「老兵は死なずただ消え去るのみ」
今年の夏、ロンドンオリンピックの閉会式イベントで、デビッド・ボウイの曲が流れビデオが流れた。
本人が出てきて歌ってほしかったなあ~とその時は思った。
もうライブ活動をしていないボウイは、出演依頼を断ったのだそうだ。
そのことを思い出し、今日は、デビッド・ボウイは潔いアーティストなのだと敬意をいだきたくなった。
この週末、オースティンで毎年恒例の野外ロックフェス「ACL」が開催された。
金曜からの3日間、金曜のトリはブラック・キーズ、土曜のトリはニールヤング、そして日曜のオオトリがレッド・ホット・チリ・ペッパーズ。
ニールヤングを見たかったのだけれど、息子の学校バンドのボランティアで帰宅したのは深夜0時過ぎ。
ニールヤングのステージもとっくに終わっている時間。
あまり期待せず、オオトリのレッチリがどんなかチェックしておくか・・・と、ネットのライブ中継を見てみる。
レッチリのステージが始まる前の時間、再放送でイギーポップが放映されている。
イギーポップ・・・
ロックの、「老兵」だ。
ステージに出てきたイギーを見て、すぐに思った。
見なきゃ良かった。
70年代の姿そのままの姿を再現したイギーは、上半身裸。
70年代の若い頃なら、それも「ロック」だったのだろうけれど、69歳のイギーはそうはいかない。
突き上げた両腕の、二の腕の下には、プルプルと申し訳なさそうな脂肪がはためく。
いや、太った脂肪がたれているのではない。いわゆる「こうもりの羽」と呼ばれる、ハリをなくした皮膚がハタハタと垂れ下がる状態。

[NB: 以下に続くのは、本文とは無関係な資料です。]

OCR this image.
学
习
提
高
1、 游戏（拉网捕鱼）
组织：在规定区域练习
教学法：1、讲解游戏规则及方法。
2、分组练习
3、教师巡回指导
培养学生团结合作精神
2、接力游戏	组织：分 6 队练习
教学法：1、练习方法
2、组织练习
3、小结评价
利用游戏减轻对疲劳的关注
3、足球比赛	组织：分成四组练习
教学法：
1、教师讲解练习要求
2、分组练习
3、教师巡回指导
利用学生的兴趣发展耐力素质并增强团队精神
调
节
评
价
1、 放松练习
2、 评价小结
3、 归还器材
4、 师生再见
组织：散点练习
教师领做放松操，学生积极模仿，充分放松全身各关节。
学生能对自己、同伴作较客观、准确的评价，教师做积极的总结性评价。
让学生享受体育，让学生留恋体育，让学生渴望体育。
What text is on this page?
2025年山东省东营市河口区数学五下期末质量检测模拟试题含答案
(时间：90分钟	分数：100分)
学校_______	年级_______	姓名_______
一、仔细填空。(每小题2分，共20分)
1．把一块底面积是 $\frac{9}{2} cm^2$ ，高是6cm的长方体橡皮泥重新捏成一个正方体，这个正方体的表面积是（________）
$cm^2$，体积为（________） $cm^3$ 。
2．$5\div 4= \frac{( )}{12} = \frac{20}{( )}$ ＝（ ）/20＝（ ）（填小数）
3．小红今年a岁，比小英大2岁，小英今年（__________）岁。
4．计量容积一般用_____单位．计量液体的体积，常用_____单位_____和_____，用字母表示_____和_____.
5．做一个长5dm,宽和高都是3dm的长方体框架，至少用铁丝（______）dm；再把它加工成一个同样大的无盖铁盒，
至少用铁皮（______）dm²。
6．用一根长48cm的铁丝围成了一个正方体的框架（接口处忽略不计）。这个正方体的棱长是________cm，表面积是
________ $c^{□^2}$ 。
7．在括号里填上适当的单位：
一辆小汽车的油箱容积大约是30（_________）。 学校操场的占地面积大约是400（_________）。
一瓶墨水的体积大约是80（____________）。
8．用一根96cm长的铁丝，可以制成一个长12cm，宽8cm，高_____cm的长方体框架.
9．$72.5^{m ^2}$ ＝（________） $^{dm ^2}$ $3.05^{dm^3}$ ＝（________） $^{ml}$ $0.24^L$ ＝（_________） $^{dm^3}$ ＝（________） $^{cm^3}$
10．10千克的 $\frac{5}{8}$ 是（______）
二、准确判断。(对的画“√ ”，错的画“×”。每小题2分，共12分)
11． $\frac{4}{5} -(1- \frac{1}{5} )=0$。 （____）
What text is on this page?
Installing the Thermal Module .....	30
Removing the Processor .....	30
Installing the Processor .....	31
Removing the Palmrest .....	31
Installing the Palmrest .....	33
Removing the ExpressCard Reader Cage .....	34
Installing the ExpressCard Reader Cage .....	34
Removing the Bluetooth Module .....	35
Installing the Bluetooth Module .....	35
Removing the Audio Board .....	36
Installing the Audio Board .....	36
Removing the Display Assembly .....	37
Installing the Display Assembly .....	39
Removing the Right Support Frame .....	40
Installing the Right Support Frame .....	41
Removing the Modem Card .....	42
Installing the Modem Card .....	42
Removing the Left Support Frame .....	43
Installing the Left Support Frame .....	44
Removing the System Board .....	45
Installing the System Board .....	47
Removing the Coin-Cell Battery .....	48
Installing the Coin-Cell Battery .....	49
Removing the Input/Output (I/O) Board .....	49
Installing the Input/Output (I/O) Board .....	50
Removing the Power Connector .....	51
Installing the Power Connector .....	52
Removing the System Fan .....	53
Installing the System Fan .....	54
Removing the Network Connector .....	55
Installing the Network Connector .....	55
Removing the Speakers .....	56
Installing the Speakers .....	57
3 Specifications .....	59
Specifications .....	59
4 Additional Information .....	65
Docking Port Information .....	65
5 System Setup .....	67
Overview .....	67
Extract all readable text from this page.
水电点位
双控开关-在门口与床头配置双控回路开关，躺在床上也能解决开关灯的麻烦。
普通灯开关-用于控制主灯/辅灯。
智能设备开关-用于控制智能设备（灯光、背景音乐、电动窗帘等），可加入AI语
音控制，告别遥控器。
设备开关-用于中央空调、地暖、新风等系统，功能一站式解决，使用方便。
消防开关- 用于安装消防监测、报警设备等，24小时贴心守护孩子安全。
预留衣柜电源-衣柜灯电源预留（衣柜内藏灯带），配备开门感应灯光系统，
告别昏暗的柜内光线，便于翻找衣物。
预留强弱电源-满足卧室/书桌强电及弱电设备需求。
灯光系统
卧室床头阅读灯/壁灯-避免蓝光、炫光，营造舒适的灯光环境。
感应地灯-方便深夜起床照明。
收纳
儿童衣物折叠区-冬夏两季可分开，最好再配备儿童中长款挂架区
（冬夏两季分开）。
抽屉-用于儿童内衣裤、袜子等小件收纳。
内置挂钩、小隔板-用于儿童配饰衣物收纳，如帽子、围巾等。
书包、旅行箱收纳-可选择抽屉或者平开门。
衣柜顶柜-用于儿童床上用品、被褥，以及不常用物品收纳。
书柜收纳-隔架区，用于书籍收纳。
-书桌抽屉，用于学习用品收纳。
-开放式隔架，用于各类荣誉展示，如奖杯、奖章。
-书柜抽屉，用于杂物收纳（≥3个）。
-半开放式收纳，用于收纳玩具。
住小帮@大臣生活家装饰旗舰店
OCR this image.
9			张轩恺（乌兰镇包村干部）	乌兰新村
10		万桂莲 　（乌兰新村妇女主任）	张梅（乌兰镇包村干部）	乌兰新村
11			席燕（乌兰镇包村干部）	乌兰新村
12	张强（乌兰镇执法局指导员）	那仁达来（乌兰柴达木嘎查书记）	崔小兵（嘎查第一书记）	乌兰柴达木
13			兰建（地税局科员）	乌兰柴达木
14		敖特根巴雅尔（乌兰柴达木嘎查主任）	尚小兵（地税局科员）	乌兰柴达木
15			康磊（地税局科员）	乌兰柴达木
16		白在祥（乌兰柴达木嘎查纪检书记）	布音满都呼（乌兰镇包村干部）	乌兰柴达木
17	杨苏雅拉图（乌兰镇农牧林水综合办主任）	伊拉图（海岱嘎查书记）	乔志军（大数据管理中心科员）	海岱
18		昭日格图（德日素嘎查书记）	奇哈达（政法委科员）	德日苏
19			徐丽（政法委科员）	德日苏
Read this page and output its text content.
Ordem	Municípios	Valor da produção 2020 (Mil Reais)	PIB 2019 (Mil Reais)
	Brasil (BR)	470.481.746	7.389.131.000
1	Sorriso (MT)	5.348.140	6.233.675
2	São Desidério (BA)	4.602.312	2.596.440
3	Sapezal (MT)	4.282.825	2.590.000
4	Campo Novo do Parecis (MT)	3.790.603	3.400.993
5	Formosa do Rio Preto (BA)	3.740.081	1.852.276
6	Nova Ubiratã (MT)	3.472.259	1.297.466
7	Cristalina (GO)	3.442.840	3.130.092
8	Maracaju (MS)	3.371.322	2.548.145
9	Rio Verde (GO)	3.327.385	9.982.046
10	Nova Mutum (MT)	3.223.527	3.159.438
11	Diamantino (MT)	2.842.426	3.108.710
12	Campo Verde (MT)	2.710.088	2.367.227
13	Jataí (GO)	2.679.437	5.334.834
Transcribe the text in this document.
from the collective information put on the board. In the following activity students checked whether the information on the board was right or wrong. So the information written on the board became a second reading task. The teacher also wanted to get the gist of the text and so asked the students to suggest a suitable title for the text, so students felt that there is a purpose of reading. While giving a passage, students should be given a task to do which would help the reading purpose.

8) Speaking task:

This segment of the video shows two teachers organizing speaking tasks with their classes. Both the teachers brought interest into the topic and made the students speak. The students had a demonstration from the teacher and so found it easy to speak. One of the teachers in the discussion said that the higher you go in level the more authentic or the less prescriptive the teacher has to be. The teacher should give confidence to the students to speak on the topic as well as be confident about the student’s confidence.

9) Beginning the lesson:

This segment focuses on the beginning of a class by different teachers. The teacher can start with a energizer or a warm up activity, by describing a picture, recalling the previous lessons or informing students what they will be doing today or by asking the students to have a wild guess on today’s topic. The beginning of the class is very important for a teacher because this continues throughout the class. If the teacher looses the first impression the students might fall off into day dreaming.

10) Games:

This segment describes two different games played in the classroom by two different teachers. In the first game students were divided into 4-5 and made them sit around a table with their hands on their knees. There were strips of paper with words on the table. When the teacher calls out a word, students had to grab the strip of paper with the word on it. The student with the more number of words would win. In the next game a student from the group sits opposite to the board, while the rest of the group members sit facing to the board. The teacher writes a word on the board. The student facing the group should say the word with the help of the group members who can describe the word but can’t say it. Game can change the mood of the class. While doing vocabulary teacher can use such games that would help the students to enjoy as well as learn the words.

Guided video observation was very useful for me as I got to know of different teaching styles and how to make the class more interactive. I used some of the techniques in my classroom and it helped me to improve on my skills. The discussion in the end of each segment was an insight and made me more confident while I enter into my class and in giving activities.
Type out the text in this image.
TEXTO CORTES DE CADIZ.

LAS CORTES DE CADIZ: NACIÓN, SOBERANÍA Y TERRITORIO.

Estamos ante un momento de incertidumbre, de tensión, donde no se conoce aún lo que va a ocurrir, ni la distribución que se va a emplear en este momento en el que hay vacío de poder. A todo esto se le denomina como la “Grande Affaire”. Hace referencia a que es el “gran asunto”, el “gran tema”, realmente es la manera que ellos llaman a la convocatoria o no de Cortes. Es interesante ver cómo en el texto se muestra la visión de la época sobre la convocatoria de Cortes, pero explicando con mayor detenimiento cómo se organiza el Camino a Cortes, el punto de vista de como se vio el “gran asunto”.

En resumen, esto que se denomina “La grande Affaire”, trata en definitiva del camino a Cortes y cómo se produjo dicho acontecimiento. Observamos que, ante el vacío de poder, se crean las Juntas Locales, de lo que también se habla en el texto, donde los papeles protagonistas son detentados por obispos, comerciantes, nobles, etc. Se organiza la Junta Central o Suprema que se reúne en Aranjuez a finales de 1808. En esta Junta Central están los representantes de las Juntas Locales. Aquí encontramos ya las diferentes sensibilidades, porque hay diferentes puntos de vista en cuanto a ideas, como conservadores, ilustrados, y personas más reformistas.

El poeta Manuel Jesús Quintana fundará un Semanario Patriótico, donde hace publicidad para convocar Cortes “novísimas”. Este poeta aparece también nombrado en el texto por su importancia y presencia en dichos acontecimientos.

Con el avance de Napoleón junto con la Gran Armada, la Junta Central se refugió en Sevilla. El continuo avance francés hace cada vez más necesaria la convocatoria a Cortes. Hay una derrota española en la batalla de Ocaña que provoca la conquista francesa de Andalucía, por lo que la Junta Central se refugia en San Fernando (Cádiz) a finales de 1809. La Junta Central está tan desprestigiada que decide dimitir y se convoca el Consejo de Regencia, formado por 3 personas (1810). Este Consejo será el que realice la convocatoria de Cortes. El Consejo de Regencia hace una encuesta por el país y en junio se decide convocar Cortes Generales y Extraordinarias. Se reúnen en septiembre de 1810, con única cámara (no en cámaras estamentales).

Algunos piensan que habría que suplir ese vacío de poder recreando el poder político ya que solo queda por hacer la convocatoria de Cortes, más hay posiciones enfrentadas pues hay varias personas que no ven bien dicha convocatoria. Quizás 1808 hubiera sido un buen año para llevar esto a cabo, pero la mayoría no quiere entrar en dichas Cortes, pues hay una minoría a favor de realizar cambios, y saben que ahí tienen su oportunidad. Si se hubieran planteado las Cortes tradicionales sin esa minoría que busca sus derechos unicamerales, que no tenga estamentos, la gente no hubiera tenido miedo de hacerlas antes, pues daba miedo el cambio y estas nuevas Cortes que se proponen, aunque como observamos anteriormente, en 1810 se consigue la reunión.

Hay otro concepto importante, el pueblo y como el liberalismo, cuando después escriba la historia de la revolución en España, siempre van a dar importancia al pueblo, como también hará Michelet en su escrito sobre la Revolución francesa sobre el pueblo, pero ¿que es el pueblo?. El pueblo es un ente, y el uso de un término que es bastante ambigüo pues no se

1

はだけた胸も腹部も、シワだらけでハリのない肌が目に痛い。
誰だって年を取るし、69歳で往年のヒット曲を歌い、Fワードを撒き散らす達者な姿は讃えるべきかもしれないが、いや、やっぱり、イタイ。
気持ちは買うが、昔のようなステージはできないと出演を断るデビッド・ボウイは、やはり潔い美学の持ち主なのだ、と、ここで思ったわけである。
「テキサスなまりでF***と言ってみろ~!」と観客をあおるイギー。
いい年してFワードがかっこいいと思っているのかよ~、とつい、これもイタく思える。
結局大半を、音声だけ聞きながら、見るのは勘弁させてもらった。
そんなイギーの再放映が終わり、レッド・ホット・チリ・ペッパーズの登場。
イギーほどではないにしても、レッチリも今が旬というより年令高いはず。
私が持っている彼らのCDは、80年代の終わり頃に買ったものだ。
ステージに現れたベースのフリー(「蚤」というニックネーム)の姿にまず驚いた。
コワモテの顔に、ムラサキに染めた角刈り、そして派手なジャンプスーツ。
今時、その年令(49歳)でそのいでたち・・・。
がしかし、ステージが進むにつれ、その姿でキレ良く動き回るフリーには完敗。
イギーポップの姿に「やっぱ、ロックは若者の特権的な美だわ」と思ったのが、みごとに覆される。
フリーのおっさん、動く、動く。
それが攻撃的で全身ロックしてる。すごいわ、この人。
オリジナルメンバーでなく後に加わったギターだけが30代。
その一番若いジョッシュがなぜかほとんどイスに座って演奏。
(しかも衣装が、アディダスのジャージにチェックのネルシャツ)
フリーのおっさんがしなやかに動き回るのと対照的にクール。
最初は「どんなもんだか少しチェック」で見始めたのが、やめられない。
初期の曲も演ってよ~!と、聴きたい曲を待ちわびるほどになっていた。
レッド・ホット・チリ・ペッパーズ、見事にオオトリの盛り上がり。
見られて良かった~と嬉しくなるステージだった。
もうずっと聴いていなかったレッチリのCD、取り出して聴きたくなった。
本日のピンズは、テキサスATF(アルコール・タバコ・火器及び爆発物取締局)のピン。